Charlie didn’t say anything. He put his arm around my shoulders again and pulled me close to him, and I let him this time. It felt good that Charlie was hugging me tight. It made me not so cold anymore. We stayed like that for a long time, me with my head against Charlie’s belly and crying, crying the whole time, and Charlie petting my head. After a while my crying got better and my whole head hurt from the crying and my whole self was very tired.
Charlie took his arm off my shoulders, and right away I started to feel colder again. Charlie went down on his knees and took out a tissue from his coat pocket, not the paper kind, but the kind that’s like a little napkin like Uncle Chip had with his letters on it, C.T., and Charlie wiped all the tears off my face. Then he put his tissue back in his pocket and said in a quiet voice, “Zach. My best buddy. I think it
’s time to get you home. Your parents must be worried.”
He helped me pack up my things. I put the picture back in the book and put the book back in the backpack. We walked to his car that was parked down on the cemetery road. Charlie opened the back door for me. He turned up the heat in the car, and my teeth stopped clicking together.
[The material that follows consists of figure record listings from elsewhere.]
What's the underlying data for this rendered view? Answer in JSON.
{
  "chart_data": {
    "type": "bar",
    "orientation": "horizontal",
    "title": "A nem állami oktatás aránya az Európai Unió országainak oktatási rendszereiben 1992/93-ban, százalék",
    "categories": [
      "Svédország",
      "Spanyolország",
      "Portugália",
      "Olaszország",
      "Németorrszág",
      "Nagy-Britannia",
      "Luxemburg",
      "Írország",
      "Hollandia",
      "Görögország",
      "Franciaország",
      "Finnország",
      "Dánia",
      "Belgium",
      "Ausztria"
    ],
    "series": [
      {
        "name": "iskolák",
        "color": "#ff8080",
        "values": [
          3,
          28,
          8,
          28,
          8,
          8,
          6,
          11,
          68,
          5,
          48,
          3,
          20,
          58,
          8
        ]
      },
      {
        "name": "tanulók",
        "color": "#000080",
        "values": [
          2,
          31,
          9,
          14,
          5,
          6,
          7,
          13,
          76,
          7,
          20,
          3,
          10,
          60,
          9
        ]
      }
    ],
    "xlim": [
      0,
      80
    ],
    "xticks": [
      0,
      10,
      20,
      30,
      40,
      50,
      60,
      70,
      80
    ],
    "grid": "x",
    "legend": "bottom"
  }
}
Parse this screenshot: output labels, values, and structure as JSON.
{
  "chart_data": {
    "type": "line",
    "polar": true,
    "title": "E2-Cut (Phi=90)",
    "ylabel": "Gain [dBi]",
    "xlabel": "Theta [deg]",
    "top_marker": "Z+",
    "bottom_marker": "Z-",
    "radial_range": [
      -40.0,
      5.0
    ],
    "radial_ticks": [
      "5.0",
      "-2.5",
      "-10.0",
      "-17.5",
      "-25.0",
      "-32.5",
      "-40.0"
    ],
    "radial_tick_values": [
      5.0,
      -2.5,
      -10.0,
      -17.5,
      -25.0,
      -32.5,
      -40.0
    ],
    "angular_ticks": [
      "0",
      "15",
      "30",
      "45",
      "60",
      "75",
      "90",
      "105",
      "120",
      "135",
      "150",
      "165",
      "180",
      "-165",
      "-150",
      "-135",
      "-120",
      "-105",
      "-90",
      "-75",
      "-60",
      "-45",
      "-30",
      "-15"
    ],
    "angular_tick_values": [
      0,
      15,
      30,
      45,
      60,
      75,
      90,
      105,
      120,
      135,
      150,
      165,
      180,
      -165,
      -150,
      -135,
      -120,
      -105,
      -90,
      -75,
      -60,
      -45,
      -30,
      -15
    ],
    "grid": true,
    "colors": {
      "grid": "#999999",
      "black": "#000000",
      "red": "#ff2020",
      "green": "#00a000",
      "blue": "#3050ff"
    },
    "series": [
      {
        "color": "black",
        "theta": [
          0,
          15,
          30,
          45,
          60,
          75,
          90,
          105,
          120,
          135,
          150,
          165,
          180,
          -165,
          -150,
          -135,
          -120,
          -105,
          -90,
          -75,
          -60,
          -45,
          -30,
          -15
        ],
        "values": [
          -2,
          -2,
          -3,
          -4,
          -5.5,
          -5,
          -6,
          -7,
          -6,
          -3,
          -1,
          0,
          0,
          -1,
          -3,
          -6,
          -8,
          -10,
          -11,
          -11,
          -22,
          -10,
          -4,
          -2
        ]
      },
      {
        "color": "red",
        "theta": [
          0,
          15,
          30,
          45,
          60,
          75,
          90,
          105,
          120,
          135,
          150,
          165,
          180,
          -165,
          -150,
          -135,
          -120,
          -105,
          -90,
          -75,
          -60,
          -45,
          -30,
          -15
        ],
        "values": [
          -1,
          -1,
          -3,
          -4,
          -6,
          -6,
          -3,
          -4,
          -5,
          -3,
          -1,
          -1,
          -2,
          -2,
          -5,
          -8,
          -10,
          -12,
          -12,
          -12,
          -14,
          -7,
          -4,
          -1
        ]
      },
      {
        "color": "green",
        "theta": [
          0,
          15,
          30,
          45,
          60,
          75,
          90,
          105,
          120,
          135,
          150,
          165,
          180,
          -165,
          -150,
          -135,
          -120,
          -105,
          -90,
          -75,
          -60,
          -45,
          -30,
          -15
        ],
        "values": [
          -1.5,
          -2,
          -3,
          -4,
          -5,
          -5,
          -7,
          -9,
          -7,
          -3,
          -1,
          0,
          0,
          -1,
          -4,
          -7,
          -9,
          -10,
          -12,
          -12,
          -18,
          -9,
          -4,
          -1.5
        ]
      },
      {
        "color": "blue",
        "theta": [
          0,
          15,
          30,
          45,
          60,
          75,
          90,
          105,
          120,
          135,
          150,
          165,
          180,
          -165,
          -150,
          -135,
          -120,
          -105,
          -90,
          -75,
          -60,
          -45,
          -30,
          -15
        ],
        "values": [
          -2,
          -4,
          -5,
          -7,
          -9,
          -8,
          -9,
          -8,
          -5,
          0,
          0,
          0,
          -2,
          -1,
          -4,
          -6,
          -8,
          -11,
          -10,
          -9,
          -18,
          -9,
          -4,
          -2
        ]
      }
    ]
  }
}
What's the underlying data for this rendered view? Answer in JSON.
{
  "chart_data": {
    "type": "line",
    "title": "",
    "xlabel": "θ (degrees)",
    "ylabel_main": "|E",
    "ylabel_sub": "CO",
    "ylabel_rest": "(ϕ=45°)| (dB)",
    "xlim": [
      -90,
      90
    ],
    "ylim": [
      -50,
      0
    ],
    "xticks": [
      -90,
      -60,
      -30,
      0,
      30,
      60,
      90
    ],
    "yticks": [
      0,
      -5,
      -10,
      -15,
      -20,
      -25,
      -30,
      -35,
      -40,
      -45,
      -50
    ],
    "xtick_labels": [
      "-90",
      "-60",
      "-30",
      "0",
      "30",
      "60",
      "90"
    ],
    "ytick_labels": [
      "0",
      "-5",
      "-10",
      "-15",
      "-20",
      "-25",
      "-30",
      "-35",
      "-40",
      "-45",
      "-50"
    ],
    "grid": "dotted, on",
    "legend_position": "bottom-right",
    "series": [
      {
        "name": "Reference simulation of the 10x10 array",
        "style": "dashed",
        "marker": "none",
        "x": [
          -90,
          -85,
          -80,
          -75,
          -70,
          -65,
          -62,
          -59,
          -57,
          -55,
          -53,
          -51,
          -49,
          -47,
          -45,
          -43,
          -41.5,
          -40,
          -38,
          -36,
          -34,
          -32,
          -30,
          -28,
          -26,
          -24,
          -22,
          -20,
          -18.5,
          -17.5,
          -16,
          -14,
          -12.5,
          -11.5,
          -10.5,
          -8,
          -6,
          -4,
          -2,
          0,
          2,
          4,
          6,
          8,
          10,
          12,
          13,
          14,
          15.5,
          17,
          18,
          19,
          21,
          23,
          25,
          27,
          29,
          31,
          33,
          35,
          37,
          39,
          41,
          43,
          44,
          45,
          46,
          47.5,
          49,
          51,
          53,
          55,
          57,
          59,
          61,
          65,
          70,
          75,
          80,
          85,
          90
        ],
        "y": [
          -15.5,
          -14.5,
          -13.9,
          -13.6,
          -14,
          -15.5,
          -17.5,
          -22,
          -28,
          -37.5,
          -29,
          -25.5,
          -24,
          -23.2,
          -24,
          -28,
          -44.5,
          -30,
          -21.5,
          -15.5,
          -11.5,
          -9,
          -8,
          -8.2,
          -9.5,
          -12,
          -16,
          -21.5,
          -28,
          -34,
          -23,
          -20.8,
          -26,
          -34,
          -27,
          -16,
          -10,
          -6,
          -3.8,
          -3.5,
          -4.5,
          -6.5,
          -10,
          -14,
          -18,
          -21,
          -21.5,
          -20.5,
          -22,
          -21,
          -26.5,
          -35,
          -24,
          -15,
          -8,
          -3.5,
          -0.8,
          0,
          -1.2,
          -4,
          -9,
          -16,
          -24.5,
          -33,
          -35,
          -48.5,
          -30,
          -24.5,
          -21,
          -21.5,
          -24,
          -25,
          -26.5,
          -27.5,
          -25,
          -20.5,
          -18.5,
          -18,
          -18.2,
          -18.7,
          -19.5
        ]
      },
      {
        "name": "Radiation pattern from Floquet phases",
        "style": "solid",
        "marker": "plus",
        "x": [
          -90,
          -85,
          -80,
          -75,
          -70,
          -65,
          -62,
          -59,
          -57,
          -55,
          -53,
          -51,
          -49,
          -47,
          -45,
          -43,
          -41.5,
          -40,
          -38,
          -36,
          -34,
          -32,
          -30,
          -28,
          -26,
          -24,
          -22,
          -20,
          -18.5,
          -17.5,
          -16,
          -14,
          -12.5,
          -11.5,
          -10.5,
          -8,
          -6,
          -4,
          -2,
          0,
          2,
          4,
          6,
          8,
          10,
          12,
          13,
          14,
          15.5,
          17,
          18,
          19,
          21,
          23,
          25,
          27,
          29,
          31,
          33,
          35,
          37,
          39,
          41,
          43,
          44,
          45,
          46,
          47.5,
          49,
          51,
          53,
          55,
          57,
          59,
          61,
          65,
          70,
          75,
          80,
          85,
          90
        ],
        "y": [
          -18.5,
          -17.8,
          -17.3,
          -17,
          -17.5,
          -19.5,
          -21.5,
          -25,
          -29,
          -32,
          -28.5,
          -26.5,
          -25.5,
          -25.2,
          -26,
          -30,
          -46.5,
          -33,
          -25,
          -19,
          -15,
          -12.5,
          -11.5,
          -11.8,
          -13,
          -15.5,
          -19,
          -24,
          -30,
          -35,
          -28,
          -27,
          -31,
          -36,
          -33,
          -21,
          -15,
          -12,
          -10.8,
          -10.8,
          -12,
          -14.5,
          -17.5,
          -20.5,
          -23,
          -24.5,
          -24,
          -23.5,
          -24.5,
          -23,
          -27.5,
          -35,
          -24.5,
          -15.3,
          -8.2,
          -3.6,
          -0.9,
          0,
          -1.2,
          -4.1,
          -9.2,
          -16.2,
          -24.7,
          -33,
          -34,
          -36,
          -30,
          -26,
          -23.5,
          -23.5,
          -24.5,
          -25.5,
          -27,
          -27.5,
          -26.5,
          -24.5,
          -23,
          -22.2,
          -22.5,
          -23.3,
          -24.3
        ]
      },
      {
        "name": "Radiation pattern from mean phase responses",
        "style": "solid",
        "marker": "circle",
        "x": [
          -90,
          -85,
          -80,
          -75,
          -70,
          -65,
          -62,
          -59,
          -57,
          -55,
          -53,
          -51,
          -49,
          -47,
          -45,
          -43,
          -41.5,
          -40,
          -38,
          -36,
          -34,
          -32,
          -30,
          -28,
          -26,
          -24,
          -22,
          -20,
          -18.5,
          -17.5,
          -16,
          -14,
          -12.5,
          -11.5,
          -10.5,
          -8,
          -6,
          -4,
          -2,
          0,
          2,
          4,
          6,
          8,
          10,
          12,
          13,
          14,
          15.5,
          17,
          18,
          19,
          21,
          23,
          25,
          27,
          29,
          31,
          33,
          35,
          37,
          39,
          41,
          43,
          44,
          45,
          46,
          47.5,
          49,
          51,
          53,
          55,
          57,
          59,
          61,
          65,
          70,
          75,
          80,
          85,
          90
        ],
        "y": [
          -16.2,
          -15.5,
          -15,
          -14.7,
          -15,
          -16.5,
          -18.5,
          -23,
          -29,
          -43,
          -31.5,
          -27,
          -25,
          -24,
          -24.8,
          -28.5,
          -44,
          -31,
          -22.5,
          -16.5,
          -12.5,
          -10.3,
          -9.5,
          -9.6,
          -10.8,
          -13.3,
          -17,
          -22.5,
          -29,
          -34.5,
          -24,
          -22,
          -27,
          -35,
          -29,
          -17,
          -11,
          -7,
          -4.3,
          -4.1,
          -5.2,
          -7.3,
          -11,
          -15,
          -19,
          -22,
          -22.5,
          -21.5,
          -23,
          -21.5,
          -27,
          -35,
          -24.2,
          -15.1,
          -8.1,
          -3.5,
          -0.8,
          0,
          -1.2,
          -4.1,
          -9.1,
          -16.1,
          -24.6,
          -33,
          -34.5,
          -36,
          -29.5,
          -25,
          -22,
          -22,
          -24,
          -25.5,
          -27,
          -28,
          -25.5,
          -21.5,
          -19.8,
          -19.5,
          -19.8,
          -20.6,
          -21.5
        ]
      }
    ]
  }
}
Charlie drove very slow the same way I took when I walked here, and it still only took a little more than five minutes to get to my road. I checked on Andy’s watch, and it took me one whole hour when I walked that same way earlier. We didn’t say anything in the car. Then Charlie stopped by the middle school bus corner and he turned around to me.
“I think it’s better if I drop you off here,” Charlie said.
“Can’t you please come in my house with me?” I asked. “Please? That was my mission—that you were supposed to go in the house with me and talk to Mommy. Then maybe she’s not going to be so mad at you anymore. OK?”
“I’m sorry, Zach. I can’t do that. It wouldn’t be…it’s not appropriate, me showing up there with you,” Charlie said.
I could feel tears coming back in my eyes, and I didn’t want to start crying again, so I put my arms in front of my belly and looked out of the window. I tried to not blink my eyes, so the tears weren’t going to spill over.
“Zach?” Charlie said, but I didn’t say anything back because there was a big lump in my throat. “Please, Zach? Please don’t be mad at me. I know you are trying to help and it’s…you are such a good boy, do you know that? Listen to me, Zach,” Charlie said. “Can you please look at me?”
I moved my eyes from outside the window to Charlie, and I could see he had tears in his eyes, too, but he let them spill over on his face.